ENFIM... VIVENDI COMPRA A GVT. ACABA O MISTÉRIO DO MONOPÓLIO QUE A "TELEFONICALIXO" TANTO GOSTARIA. SEJA BEM VINDA AO BRASIL!!!
MARCELO
Marcelo - 16 Nov 2009, 21h19
Viva a concorrencia
O engraçado e quando era do governo tinha um discurso que era ruim porque era o estado...
Quando partiram o monopólio estatal em FEUDOS privados; estes mesmos "empresários" e "especialistas" da noite pro dia ficaram contra a concorrência, "bacana $$$".
O bom disso já que nem Oi nem Telefônica compraram, porque estes empresários "homens de visão" não pegam essa grana preta que eles nos extorquiram todos estes anos de FEUDO privado e investem na melhoria da rede.
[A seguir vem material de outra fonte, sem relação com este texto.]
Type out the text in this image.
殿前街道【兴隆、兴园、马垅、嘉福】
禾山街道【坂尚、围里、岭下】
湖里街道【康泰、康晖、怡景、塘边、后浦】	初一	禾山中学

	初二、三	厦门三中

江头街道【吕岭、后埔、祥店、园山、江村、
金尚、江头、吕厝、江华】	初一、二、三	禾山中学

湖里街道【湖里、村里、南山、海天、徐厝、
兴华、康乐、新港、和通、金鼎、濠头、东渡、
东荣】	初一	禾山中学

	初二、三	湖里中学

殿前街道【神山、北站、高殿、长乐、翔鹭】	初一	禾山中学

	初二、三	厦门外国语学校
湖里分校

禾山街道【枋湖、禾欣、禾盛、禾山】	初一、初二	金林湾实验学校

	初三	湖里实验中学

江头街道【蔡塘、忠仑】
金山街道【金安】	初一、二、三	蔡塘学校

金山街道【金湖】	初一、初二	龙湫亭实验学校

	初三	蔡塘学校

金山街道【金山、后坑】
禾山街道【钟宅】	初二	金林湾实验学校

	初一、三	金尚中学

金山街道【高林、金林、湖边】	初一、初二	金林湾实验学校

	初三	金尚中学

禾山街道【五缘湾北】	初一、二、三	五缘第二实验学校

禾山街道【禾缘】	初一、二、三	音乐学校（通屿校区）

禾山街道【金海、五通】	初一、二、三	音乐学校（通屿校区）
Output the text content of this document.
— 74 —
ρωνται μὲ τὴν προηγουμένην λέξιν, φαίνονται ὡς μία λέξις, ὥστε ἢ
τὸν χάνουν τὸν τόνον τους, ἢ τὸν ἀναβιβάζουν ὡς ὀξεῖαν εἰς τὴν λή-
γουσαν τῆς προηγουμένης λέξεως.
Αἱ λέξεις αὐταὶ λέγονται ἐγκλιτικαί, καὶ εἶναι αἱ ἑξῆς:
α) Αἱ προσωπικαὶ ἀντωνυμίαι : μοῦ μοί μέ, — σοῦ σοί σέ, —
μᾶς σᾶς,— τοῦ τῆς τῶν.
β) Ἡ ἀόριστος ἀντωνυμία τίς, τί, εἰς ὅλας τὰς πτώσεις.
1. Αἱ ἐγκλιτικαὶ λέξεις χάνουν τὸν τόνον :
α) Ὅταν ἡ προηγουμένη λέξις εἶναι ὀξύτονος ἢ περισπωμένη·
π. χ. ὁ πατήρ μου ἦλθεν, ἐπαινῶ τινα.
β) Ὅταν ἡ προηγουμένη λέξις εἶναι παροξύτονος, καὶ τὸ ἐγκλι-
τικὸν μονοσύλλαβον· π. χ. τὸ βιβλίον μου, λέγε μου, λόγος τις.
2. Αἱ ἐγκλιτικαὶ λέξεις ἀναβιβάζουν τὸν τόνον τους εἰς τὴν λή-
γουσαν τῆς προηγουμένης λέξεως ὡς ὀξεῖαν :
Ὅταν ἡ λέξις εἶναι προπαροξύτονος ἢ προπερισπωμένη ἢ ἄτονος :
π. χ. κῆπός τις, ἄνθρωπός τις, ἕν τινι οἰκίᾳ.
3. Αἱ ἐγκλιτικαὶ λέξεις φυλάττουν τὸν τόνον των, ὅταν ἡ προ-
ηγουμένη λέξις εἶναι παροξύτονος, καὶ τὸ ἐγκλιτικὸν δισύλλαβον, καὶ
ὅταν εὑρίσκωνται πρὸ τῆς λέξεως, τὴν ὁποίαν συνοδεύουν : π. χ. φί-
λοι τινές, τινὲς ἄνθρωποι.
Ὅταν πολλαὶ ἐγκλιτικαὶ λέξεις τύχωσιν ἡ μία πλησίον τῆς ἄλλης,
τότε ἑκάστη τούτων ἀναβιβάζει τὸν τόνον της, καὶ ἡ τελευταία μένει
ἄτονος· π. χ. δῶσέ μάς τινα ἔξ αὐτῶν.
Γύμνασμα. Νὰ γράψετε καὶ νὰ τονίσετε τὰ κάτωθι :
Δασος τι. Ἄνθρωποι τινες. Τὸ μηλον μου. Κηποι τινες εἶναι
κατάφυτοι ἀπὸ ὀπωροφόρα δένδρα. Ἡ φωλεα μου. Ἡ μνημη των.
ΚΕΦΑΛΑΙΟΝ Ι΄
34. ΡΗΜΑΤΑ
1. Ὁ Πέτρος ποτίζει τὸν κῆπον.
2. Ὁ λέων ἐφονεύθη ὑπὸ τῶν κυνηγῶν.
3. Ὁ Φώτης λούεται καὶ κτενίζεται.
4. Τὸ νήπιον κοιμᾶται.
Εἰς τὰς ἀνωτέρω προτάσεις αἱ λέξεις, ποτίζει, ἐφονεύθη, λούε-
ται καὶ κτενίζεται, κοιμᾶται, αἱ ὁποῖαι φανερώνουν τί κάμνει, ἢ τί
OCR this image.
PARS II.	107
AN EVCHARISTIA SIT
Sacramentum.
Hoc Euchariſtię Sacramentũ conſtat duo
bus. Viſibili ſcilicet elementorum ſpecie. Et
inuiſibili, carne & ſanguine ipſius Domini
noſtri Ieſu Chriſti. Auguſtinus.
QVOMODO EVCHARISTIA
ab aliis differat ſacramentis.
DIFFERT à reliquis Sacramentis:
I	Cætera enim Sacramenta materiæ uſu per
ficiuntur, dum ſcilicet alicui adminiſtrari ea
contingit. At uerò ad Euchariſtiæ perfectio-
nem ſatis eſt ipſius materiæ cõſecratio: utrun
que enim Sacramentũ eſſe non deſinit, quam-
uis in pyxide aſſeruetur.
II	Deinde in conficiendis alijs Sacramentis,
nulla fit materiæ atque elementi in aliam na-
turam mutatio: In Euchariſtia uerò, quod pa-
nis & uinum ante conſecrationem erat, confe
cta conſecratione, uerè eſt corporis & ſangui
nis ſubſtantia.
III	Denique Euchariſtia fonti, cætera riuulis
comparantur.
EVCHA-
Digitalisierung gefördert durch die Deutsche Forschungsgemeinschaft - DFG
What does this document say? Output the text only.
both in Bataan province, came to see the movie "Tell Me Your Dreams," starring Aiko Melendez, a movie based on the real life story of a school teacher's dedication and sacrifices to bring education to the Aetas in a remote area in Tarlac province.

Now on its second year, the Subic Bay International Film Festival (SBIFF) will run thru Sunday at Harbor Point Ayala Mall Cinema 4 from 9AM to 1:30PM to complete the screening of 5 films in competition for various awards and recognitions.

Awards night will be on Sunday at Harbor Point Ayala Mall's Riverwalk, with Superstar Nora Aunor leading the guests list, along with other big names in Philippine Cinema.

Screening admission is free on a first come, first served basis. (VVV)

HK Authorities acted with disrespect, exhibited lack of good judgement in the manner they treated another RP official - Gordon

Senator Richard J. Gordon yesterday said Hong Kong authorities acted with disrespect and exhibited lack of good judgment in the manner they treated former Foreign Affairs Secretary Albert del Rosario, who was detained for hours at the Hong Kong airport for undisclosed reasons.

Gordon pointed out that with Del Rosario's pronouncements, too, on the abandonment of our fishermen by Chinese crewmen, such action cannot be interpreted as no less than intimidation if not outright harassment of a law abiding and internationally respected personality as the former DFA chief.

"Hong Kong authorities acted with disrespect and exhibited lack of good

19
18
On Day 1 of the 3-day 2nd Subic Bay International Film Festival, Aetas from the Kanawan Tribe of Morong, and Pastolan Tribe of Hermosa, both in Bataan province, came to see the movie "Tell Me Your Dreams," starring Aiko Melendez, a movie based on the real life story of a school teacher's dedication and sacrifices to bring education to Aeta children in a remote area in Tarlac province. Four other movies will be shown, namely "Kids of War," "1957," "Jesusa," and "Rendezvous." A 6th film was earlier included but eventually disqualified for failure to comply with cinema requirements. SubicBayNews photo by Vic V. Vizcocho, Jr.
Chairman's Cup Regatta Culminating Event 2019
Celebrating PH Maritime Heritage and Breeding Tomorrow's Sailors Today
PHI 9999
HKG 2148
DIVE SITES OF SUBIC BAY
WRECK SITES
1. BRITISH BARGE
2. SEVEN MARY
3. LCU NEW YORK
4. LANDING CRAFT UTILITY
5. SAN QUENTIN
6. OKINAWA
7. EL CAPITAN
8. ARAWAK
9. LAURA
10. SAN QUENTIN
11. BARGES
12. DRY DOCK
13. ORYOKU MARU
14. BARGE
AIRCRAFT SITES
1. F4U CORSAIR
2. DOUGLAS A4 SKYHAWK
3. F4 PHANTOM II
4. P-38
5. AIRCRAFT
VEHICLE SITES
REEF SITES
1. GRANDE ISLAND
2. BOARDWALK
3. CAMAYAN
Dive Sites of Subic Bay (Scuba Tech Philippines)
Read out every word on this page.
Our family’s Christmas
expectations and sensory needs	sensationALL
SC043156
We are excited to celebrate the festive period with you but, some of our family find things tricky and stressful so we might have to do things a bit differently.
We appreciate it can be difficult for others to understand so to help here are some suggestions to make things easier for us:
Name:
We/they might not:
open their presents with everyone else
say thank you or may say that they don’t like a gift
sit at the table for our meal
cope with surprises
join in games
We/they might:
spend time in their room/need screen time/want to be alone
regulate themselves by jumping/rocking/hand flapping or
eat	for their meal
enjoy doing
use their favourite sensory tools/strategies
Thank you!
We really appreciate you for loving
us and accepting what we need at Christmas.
O sucesso da GVT foi simples, ela oferece um produto que funciona numa velocidade decente num preço decente e um call center que atende a sabe o que esta falando do outro lado.
Adilson - 16 Nov 2009, 14h54
ALELUIAAAAAAAAAAAAAAA
AInda bem que a GVT não foi vendida pra telefônica.
Graças a deus mesmo, uma empresa modelo de sucesso como a GVT não merecia ser entregua uma empresa modelo de MÀ gestão.
Parabens vivendi e de continuidade aos serviços de excelência que a GVT oeferece.